Re: [PATCH 04/18] dax: Introduce IOMAP_DAX_COW to CoW edges during writes

Jan Kara <jack@xxxxxxx> · Wed, 29 May 2019 15:46:29 +0200

On Wed 29-05-19 14:46:58, Dave Chinner wrote:
> On Tue, May 28, 2019 at 09:07:19PM -0700, Darrick J. Wong wrote:
> > On Wed, May 29, 2019 at 12:02:40PM +0800, Shiyang Ruan wrote:
> > > On 5/29/19 10:47 AM, Dave Chinner wrote:
> > > > On Wed, May 29, 2019 at 10:01:58AM +0800, Shiyang Ruan wrote:
> > > > > On 5/28/19 5:17 PM, Jan Kara wrote:
> > > > > > I'm sorry but I don't follow what you suggest. One COW operation is a call
> > > > > > to dax_iomap_rw(), isn't it? That may call iomap_apply() several times,
> > > > > > each invocation calls ->iomap_begin(), ->actor() (dax_iomap_actor()),
> > > > > > ->iomap_end() once. So I don't see a difference between doing something in
> > > > > > ->actor() and ->iomap_end() (besides the passed arguments but that does not
> > > > > > seem to be your concern).
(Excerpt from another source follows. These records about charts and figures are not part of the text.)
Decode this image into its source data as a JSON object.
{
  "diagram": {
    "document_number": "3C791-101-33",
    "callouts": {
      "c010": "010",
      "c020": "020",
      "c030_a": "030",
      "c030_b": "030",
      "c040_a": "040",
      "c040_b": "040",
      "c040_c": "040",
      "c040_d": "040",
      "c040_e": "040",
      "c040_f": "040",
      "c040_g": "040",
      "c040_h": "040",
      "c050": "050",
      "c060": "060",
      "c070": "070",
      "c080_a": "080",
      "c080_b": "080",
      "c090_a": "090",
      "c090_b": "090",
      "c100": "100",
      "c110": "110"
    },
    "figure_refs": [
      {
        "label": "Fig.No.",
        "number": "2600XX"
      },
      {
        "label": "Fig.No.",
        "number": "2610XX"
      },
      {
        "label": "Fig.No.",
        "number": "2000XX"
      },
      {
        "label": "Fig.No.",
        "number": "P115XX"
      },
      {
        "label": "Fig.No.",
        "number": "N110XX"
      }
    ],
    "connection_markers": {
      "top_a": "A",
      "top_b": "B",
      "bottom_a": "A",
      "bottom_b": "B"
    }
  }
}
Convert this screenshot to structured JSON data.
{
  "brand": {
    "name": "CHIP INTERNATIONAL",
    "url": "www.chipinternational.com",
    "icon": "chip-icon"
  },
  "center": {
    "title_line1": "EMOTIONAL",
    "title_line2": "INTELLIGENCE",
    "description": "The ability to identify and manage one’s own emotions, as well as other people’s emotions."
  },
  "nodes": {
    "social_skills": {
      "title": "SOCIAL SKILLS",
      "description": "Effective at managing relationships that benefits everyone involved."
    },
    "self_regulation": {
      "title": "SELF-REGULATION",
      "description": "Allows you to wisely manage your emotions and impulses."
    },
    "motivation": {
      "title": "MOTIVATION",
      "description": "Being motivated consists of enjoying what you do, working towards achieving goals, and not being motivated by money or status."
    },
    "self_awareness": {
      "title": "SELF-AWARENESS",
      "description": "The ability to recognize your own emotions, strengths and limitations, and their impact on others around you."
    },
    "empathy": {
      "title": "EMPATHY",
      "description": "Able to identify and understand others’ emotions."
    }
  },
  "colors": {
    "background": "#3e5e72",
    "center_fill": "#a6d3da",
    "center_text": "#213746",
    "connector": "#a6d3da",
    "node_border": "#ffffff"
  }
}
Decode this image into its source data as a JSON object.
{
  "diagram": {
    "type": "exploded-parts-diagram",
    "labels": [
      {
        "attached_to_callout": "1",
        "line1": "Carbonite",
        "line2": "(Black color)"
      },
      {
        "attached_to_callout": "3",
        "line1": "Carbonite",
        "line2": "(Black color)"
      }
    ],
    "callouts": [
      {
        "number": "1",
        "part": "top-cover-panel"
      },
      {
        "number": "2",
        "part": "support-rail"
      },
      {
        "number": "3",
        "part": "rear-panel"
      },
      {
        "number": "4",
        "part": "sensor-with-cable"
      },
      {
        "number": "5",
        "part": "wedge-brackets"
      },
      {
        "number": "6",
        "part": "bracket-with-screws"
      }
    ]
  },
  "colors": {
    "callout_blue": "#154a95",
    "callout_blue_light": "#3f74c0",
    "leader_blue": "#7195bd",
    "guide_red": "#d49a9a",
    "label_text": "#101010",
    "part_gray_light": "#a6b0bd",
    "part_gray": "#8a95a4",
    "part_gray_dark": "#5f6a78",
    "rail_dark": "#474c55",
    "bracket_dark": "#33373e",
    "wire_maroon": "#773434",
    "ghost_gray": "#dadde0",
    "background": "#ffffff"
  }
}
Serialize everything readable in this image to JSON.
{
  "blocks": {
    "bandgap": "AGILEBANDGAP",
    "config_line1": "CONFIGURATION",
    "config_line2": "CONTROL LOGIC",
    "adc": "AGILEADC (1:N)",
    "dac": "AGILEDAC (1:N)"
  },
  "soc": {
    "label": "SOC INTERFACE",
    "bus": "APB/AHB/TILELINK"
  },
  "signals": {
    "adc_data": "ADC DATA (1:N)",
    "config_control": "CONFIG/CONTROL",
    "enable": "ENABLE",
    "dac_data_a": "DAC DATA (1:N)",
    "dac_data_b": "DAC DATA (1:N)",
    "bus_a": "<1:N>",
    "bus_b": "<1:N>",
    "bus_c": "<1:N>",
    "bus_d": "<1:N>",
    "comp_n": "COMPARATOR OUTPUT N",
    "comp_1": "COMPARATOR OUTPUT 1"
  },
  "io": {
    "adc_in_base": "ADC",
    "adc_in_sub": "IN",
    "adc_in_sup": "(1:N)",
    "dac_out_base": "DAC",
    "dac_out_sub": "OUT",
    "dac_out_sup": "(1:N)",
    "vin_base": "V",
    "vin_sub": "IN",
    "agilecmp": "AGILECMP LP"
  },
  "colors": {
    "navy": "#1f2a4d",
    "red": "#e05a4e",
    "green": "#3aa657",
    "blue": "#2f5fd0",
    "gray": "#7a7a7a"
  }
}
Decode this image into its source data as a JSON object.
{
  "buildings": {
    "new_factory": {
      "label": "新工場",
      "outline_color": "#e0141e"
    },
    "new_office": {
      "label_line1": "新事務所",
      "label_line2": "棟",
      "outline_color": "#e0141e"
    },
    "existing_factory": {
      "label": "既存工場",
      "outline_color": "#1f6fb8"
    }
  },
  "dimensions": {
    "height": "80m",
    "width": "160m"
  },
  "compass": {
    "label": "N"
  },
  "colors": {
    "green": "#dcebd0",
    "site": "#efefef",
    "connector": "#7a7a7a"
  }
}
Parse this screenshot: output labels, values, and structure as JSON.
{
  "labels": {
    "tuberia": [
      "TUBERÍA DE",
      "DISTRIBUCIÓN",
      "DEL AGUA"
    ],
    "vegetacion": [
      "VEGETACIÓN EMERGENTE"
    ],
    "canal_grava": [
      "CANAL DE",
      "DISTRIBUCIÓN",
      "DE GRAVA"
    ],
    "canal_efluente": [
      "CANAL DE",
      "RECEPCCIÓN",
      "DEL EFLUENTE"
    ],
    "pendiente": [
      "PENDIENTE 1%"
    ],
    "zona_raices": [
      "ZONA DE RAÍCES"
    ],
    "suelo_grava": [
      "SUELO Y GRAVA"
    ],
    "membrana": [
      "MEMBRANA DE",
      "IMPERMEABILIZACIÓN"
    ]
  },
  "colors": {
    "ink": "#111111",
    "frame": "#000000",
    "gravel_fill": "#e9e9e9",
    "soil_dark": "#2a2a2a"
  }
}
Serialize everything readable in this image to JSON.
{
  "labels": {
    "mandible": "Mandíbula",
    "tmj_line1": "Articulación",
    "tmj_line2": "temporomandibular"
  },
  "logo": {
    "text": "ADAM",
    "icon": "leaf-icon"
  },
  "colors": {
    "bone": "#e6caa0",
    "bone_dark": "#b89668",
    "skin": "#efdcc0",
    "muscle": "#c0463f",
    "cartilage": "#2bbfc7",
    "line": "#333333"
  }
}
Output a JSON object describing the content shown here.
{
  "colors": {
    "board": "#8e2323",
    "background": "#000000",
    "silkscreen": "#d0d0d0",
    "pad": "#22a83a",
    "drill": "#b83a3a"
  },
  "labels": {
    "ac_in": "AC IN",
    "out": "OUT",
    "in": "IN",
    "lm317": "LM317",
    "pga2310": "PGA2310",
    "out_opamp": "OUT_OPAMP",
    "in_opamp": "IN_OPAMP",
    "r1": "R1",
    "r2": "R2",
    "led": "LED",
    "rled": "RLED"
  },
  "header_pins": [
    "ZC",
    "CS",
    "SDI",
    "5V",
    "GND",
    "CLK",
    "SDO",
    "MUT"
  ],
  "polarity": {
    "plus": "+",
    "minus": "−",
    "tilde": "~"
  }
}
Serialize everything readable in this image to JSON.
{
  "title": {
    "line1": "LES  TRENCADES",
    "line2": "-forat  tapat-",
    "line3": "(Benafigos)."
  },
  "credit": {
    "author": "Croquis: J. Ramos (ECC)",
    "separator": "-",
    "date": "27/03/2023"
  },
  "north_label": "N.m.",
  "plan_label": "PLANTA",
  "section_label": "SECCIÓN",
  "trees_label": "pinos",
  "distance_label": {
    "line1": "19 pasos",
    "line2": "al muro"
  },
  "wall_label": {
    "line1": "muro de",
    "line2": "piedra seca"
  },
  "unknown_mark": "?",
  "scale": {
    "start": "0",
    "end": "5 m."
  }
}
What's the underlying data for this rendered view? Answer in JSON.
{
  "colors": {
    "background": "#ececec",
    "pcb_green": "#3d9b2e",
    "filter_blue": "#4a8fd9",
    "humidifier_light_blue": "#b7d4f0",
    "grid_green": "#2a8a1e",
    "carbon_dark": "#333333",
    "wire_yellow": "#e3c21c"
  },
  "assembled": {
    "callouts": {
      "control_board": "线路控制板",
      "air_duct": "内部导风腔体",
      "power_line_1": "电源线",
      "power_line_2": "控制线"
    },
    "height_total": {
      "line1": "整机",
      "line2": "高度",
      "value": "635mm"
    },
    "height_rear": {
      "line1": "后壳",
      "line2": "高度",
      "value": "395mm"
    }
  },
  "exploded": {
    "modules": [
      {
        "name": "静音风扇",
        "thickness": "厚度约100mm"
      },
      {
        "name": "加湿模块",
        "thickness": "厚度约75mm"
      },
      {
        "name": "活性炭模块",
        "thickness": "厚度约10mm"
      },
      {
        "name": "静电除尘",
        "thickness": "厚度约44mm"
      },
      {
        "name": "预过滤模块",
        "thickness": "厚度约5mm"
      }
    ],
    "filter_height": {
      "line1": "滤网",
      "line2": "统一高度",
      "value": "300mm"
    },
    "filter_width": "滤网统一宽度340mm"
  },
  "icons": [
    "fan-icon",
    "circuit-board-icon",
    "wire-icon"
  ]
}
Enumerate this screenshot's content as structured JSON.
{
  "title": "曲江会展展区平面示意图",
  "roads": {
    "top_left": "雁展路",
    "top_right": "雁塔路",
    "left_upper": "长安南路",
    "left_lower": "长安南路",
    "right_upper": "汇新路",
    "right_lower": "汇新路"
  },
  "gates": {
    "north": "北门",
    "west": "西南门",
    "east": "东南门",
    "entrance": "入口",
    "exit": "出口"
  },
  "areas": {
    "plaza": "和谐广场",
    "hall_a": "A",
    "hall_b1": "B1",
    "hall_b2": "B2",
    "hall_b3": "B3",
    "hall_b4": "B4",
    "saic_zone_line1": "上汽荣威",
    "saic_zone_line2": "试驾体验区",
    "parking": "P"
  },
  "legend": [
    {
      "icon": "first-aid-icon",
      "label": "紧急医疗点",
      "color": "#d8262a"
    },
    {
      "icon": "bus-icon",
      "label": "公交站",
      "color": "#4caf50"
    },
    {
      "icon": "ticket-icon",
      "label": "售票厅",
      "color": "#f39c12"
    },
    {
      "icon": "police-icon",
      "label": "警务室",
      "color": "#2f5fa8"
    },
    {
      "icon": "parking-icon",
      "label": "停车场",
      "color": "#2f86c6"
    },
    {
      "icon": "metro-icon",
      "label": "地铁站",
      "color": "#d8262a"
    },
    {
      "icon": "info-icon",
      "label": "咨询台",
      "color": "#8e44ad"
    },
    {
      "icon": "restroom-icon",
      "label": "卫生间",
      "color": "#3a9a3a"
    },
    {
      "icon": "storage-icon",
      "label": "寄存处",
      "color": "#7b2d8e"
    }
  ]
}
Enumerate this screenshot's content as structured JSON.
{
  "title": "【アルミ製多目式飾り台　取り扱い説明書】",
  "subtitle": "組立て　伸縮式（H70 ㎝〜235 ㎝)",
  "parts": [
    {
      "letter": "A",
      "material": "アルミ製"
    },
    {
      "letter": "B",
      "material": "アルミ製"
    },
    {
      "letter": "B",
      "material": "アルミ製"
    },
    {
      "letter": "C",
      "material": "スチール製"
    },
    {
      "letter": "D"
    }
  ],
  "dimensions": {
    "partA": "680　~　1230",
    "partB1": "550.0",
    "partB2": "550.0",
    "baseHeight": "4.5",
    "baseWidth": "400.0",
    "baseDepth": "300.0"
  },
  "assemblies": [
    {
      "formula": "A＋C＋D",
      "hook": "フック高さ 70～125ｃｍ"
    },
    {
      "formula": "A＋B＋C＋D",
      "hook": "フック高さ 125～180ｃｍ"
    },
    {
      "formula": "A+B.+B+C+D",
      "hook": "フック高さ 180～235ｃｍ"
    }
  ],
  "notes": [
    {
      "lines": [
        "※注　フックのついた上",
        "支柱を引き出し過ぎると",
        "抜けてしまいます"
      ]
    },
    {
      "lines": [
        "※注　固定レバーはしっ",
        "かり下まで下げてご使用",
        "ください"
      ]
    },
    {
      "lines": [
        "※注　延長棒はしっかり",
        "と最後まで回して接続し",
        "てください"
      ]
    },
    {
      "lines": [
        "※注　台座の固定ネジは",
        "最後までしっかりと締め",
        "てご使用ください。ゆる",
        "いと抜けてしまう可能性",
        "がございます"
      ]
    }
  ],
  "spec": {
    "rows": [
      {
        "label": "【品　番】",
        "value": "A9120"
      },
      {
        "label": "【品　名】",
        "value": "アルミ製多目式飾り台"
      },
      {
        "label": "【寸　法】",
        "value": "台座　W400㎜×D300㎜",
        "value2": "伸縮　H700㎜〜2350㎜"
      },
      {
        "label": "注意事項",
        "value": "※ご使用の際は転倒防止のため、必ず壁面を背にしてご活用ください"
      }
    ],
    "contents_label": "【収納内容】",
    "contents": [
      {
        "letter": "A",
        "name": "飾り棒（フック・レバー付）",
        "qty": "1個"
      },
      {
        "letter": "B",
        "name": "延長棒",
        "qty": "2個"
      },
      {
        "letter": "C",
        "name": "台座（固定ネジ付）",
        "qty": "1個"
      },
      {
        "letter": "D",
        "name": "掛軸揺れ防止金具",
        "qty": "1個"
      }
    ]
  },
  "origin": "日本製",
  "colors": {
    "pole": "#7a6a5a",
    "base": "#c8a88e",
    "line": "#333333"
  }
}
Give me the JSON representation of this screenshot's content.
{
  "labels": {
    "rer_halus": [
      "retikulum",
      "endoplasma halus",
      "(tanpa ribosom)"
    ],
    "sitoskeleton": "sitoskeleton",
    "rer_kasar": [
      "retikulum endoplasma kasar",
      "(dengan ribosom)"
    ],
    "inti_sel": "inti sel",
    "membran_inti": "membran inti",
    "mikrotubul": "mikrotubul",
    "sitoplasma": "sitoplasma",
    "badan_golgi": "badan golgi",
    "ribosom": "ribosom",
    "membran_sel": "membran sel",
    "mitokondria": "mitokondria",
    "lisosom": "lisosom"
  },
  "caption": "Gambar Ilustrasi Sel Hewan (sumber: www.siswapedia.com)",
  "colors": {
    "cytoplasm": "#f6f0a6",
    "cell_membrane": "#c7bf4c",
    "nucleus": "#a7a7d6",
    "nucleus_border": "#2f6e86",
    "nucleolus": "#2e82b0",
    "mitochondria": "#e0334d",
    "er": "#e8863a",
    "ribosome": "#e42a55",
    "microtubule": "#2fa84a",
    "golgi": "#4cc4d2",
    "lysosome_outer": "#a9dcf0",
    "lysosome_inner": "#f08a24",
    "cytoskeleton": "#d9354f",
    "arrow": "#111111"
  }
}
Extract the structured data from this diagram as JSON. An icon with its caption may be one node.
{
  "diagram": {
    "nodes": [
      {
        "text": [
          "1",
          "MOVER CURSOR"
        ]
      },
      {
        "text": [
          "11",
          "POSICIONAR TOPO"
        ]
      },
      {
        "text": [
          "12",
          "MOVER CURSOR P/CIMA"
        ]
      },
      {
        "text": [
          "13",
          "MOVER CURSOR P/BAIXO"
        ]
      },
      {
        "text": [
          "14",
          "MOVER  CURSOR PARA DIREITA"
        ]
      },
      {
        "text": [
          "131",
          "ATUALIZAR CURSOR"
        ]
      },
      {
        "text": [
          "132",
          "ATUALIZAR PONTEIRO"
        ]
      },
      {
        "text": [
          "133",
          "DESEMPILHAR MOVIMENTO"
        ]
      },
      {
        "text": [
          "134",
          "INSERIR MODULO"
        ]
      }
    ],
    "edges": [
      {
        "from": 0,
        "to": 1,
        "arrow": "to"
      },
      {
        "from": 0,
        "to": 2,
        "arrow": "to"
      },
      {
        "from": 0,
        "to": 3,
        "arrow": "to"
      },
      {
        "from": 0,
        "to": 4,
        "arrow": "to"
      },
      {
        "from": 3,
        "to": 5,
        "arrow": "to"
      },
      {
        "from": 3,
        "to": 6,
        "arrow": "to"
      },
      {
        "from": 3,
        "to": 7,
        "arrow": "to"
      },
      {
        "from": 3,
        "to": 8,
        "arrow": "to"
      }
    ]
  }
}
So what do you exactly want to do?
> > > > > 
> > > > > Hi Jan,
> > > > > 
> > > > > Thanks for pointing out, and I'm sorry for my mistake.  It's
> > > > > ->dax_iomap_rw(), not ->dax_iomap_actor().
> > > > > 
> > > > > I want to call the callback function at the end of ->dax_iomap_rw().
> > > > > 
> > > > > Like this:
> > > > > dax_iomap_rw(..., callback) {
> > > > > 
> > > > >      ...
> > > > >      while (...) {
> > > > >          iomap_apply(...);
> > > > >      }
> > > > > 
> > > > >      if (callback != null) {
> > > > >          callback();
> > > > >      }
> > > > >      return ...;
> > > > > }
> > > > 
> > > > Why does this need to be in dax_iomap_rw()?
> > > > 
> > > > We already do post-dax_iomap_rw() "io-end callbacks" directly in
> > > > xfs_file_dax_write() to update the file size....
> > > 
> > > Yes, but we also need to call ->xfs_reflink_end_cow() after a COW operation.
> > > And an is-cow flag(from iomap) is also needed to determine if we call it.  I
> > > think it would be better to put this into ->dax_iomap_rw() as a callback
> > > function.
> > 
> > Sort of like how iomap_dio_rw takes a write endio function?
> 
> You mean like we originally had in the DAX code for unwritten
> extents?
> 
> But we got rid of that because performance of unwritten extents was
> absolutely woeful - it's cheaper in terms of CPU cost to do up front
> zeroing (i.e. inside ->iomap_begin) than it is to use unwritten
> extents and convert them to protect against stale data exposure.
> 
> I have a feeling that exactly the same thing is true for CoW - the
> hoops we jump through to do COW fork manipulation and then extent
> movement between the COW fork and the data fork on IO completion
> would be better done before we commit the COW extent allocation.
> 
> In which case, what we actually want for DAX is:
> 
> 
>  iomap_apply()
> 
>  	->iomap_begin()
> 		map old data extent that we copy from
> 
> 		allocate new data extent we copy to in data fork,
> 		immediately replacing old data extent
> 
> 		return transaction handle as private data
> 
> 	dax_iomap_actor()
> 		copies data from old extent to new extent
> 
> 	->iomap_end
> 		commits transaction now data has been copied, making
> 		the COW operation atomic with the data copy.
> 
> 
> This, in fact, should be how we do all DAX writes that require
> allocation, because then we get rid of the need to zero newly
> allocated or unwritten extents before we copy the data into it. i.e.
> we only need to write once to newly allocated storage rather than
> twice.

You need to be careful though. You need to synchronize with page faults so
that they cannot see and expose in page tables blocks you've allocated
before their contents is filled. This race was actually the strongest
motivation for pre-zeroing of blocks. OTOH copy_from_iter() in
dax_iomap_actor() needs to be able to fault pages to copy from (and these
pages may be from the same file you're writing to) so you cannot just block
faulting for the file through I_MMAP_LOCK.

								Honza
-- 
Jan Kara <jack@xxxxxxxx>
SUSE Labs, CR